Polymorphism in Python is often achieved through method overriding and duck typing, allowing you to write code that can work with different object types without needing to know their exact classes. These exercises will help you learn how to define methods in parent classes and override them in child classes to customize behavior. You’ll also explore how Python’s dynamic typing lets you use polymorphism naturally without strict type declarations.
These challenges include practical scenarios where polymorphism simplifies your code — such as processing different shapes in a graphics program or handling various payment methods in an e-commerce application. By practicing these examples, you’ll gain confidence in writing clean, maintainable code that adapts to changing requirements.

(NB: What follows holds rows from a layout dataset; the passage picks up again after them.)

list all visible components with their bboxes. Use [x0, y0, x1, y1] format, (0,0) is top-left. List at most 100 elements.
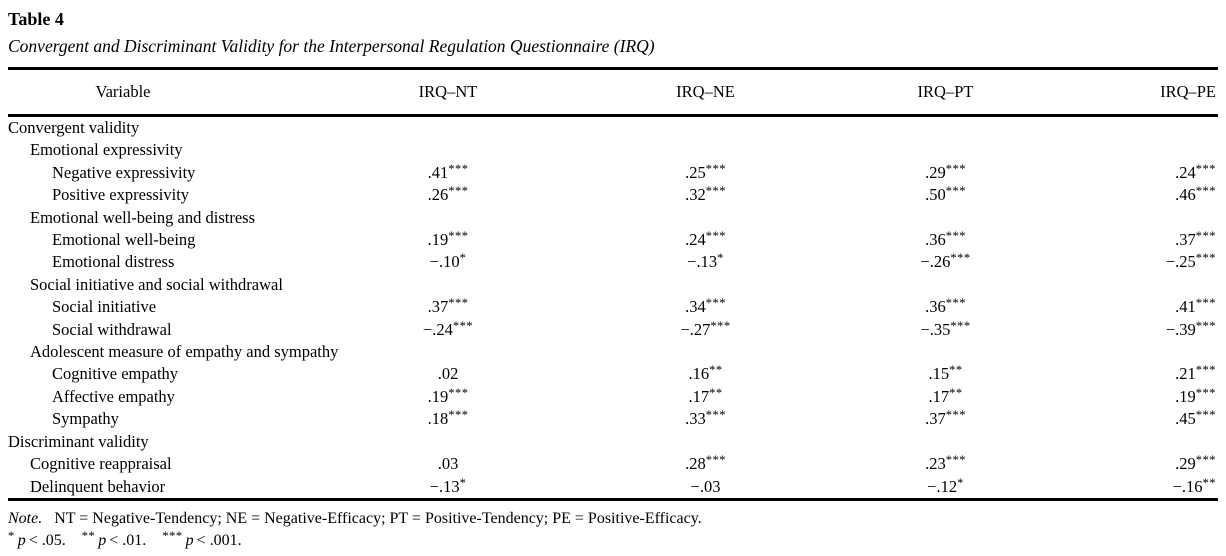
correlation-value: .23***: [813, 453, 1078, 475]
correlation-value: −.12*: [813, 476, 1078, 500]
table-row: Negative expressivity .41*** .25*** .29***.…: [8, 162, 1218, 184]
table-row: Emotional well-being .19*** .24*** .36*** .3…: [8, 229, 1218, 251]
correlation-value: [298, 274, 598, 296]
p-threshold: < .001.: [196, 531, 242, 549]
correlation-value: .41***: [298, 162, 598, 184]
value-number: .36: [925, 230, 946, 250]
significance-stars: *: [957, 475, 964, 490]
note-text: NT = Negative-Tendency; NE = Negative-Ef…: [54, 509, 702, 527]
correlation-value: −.27***: [598, 319, 813, 341]
table-row: Emotional well-being and distress: [8, 207, 1218, 229]
correlation-value: −.24***: [298, 319, 598, 341]
header-row: Variable IRQ–NT IRQ–NE IRQ–PT IRQ–PE: [8, 68, 1218, 117]
correlation-value: [813, 431, 1078, 453]
correlation-value: .17**: [598, 386, 813, 408]
correlation-value: .37***: [1078, 229, 1218, 251]
table-note: Note. NT = Negative-Tendency; NE = Negati…: [8, 508, 1218, 529]
correlation-value: [598, 207, 813, 229]
correlation-value: .19***: [298, 386, 598, 408]
correlation-value: [813, 139, 1078, 161]
table-row: Cognitive reappraisal .03.28*** .23*** .29*…: [8, 453, 1218, 475]
significance-stars: **: [81, 528, 96, 543]
row-label: Social withdrawal: [52, 319, 172, 339]
correlation-value: .32***: [598, 184, 813, 206]
value-number: .19: [427, 230, 449, 250]
significance-stars: *: [8, 528, 15, 543]
table-row: Positive expressivity .26*** .32*** .50***.…: [8, 184, 1218, 206]
correlation-value: .19***: [1078, 386, 1218, 408]
value-number: −.26: [920, 252, 951, 272]
value-number: .18: [427, 409, 449, 429]
correlation-value: .15**: [813, 363, 1078, 385]
row-label: Negative expressivity: [52, 162, 196, 182]
significance-stars: ***: [1195, 251, 1216, 266]
correlation-value: −.26***: [813, 251, 1078, 273]
row-label: Delinquent behavior: [30, 476, 166, 496]
table-row: Discriminant validity: [8, 431, 1218, 453]
value-number: .37: [427, 297, 449, 317]
significance-stars: ***: [945, 229, 966, 244]
value-number: .26: [427, 185, 449, 205]
validity-table: Variable IRQ–NT IRQ–NE IRQ–PT IRQ–PE Converg…: [8, 67, 1218, 501]
significance-stars: ***: [448, 229, 469, 244]
value-number: .46: [1175, 185, 1196, 205]
value-number: .29: [925, 162, 946, 182]
significance-stars: **: [1202, 475, 1216, 490]
value-number: .41: [427, 162, 449, 182]
correlation-value: .36***: [813, 229, 1078, 251]
significance-stars: **: [949, 385, 963, 400]
row-label: Adolescent measure of empathy and sympat…: [30, 342, 339, 362]
correlation-value: .28***: [598, 453, 813, 475]
value-number: .24: [685, 230, 706, 250]
correlation-value: .21***: [1078, 363, 1218, 385]
row-label: Emotional well-being and distress: [30, 207, 255, 227]
significance-stars: ***: [945, 408, 966, 423]
row-label: Emotional distress: [52, 252, 175, 272]
correlation-value: .24***: [1078, 162, 1218, 184]
significance-stars: ***: [448, 408, 469, 423]
correlation-value: [1078, 207, 1218, 229]
p-symbol: p: [185, 531, 194, 549]
correlation-value: [298, 139, 598, 161]
correlation-value: .37***: [813, 408, 1078, 430]
correlation-value: .41***: [1078, 296, 1218, 318]
significance-stars: ***: [448, 296, 469, 311]
value-number: .41: [1175, 297, 1196, 317]
value-number: .45: [1175, 409, 1196, 429]
significance-stars: ***: [705, 184, 726, 199]
row-label: Social initiative and social withdrawal: [30, 274, 283, 294]
table-number: Table 4: [8, 9, 64, 29]
table-body: Convergent validity Emotional expressivit…: [8, 116, 1218, 500]
correlation-value: [298, 341, 598, 363]
row-label: Emotional expressivity: [30, 140, 183, 160]
value-number: .29: [1175, 454, 1196, 474]
correlation-value: −.35***: [813, 319, 1078, 341]
correlation-value: −.10*: [298, 251, 598, 273]
correlation-value: [813, 341, 1078, 363]
row-label: Discriminant validity: [8, 431, 149, 451]
p-threshold: < .05.: [28, 531, 66, 549]
value-number: .36: [925, 297, 946, 317]
value-number: −.12: [927, 476, 958, 496]
significance-stars: ***: [1195, 318, 1216, 333]
correlation-value: [1078, 139, 1218, 161]
correlation-value: [598, 341, 813, 363]
value-number: .50: [925, 185, 946, 205]
value-number: −.27: [680, 319, 711, 339]
value-number: .17: [688, 386, 710, 406]
correlation-value: [598, 431, 813, 453]
correlation-value: .17**: [813, 386, 1078, 408]
correlation-value: [598, 116, 813, 140]
significance-stars: ***: [1195, 408, 1216, 423]
correlation-value: .50***: [813, 184, 1078, 206]
table-row: Social withdrawal −.24*** −.27*** −.35*** −.…: [8, 319, 1218, 341]
value-number: .02: [437, 364, 459, 384]
correlation-value: [298, 431, 598, 453]
correlation-value: −.25***: [1078, 251, 1218, 273]
table-row: Cognitive empathy .02.16** .15** .21***: [8, 363, 1218, 385]
column-header: IRQ–PE: [1078, 68, 1218, 117]
significance-stars: *: [459, 475, 467, 490]
significance-stars: **: [709, 363, 723, 378]
correlation-value: [813, 274, 1078, 296]
value-number: −.24: [422, 319, 453, 339]
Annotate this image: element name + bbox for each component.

Mastering polymorphism is essential for building scalable applications and designing flexible APIs. It complements other OOP concepts like inheritance and encapsulation, forming the foundation for advanced software architecture and design patterns. These exercises will prepare you for real-world coding and technical interviews that test your understanding of object-oriented design.
In addition to hands-on problems, this section highlights best practices like designing clear interfaces, avoiding unnecessary complexity, and leveraging Python’s dynamic features effectively. Combining these skills with knowledge of classes, inheritance, and exception handling will round out your Python programming expertise.
We recommend supplementing your practice with related topics such as abstract classes and interfaces (using Python’s abc module), duck typing, and design patterns. Taking quizzes and reviewing multiple-choice questions on polymorphism can also reinforce your learning.
Start practicing the Python Polymorphism exercises today to enhance your ability to write adaptable, reusable, and maintainable Python code. With consistent effort, you’ll be ready to tackle complex software design challenges confidently.